BNY Mellon has joined the Marco Polo consortium working to introduce blockchain technology into international trade finance. The intention is that this will digitize how working capital becomes available for both suppliers and buyers across the globe.
“Blockchain has the potential to transform the trade finance industry by replacing multiple systems with a single shared record through one distributed ledger. As all participants in the transaction will be immediately updated of each development in the trade lifecycle, this enables us to extend working capital more quickly and more securely to clients,” says Joon Kim, Global Head of Trade Finance Product & Portfolio Management in BNY Mellon Treasury Services.
BNY Mellon and Marco Polo
Through its participation in the Marco Polo Network, BNY Mellon believes it will be able more efficiently to provide and improve liquidity to international supply chains. It will seek to make available supply chain finance solutions to suppliers shipping goods and services to their buyers around the world – including:
- payables financing
- receivables discounting
The Marco Polo Network is a consortium of approximately 45 banks that already offer an open software platform for trade, payments and working capital financing to banks, corporates and other market participants. Marco Polo’s platform is a cloud-based blockchain-powered network that allows the seamless, secure and fast exchange of trade data assets in a multi-channel environment.
More than just the financing for suppliers and buyers
By using Marco Polo, BNY Mellon will not only provide financing to suppliers, but will also have real-time visibility into trade finance instruments and their status, such as purchase orders and invoices. This is relevant because real-time visibility speeds up trade finance workflows.

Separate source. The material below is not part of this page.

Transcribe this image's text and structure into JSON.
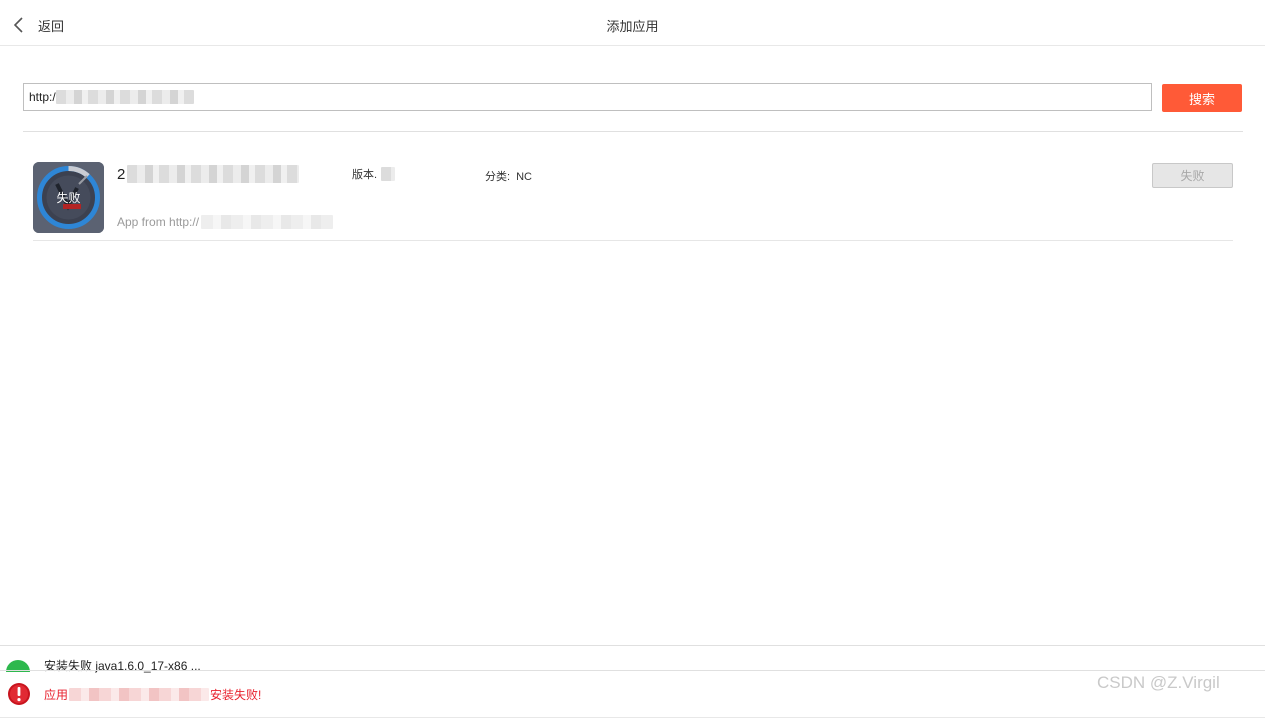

On the blockchain, the moment when both parties agree that a transaction’s terms are correct, the trade confirms in real-time. This means both parties have:
- confirmed the data in the trade documents
- checked, matched and confirmed this.
When this happens, improved (and faster) delivery of working capital to finance trade happens. In turn, this releases liquidity for finance providers like BNY Mellon.
Digitization and the multi-channel Marco Polo network also has the potential to open up the development of a liquid secondary market in trade finance. This would be where a trade instrument already subject to financing become saleable to an alternative liquidity provider consortium member. This would act to free up still more capacity for additional working capital.
Digitisation delivers particularly pronounced efficiencies for large buyers such as big box retailers that may issue tens of thousands of purchase orders each day and that previously had to rely on an antiquated paper and email-based workflow to secure trade financing.
Enterprise Times: what does this mean
Use of a blockchain reduces risk. In the trade finance instance, the same trade instruments can secure working capital from multiple liquidity providers. Reducing credit risk increases confidence. Real-time insights improve creditworthiness. The long term effect should be better financing rates for all those seeking working capital for trade. Furthermore, BNY Mellon believes that it will be possible to:
- track the labour conditions for workers within the supply chain
- identify whether raw materials come from prohibited areas (such as conflict zones)
- monitor the carbon emissions of vehicles being used to ship orders
- link to satisfaction of ESG goals.
Put like this, blockchain-based trade finance would appear to be the next step in BNY Mellon’s drive to expedite the paper-to-digital transformation. More significantly, outside the Bank, the active participation of finance in supply chain digitisation is a logical next step. Too often trade finance and supply chain digitisation have seemed either to compete or exist independent of each other. This was nonsensical.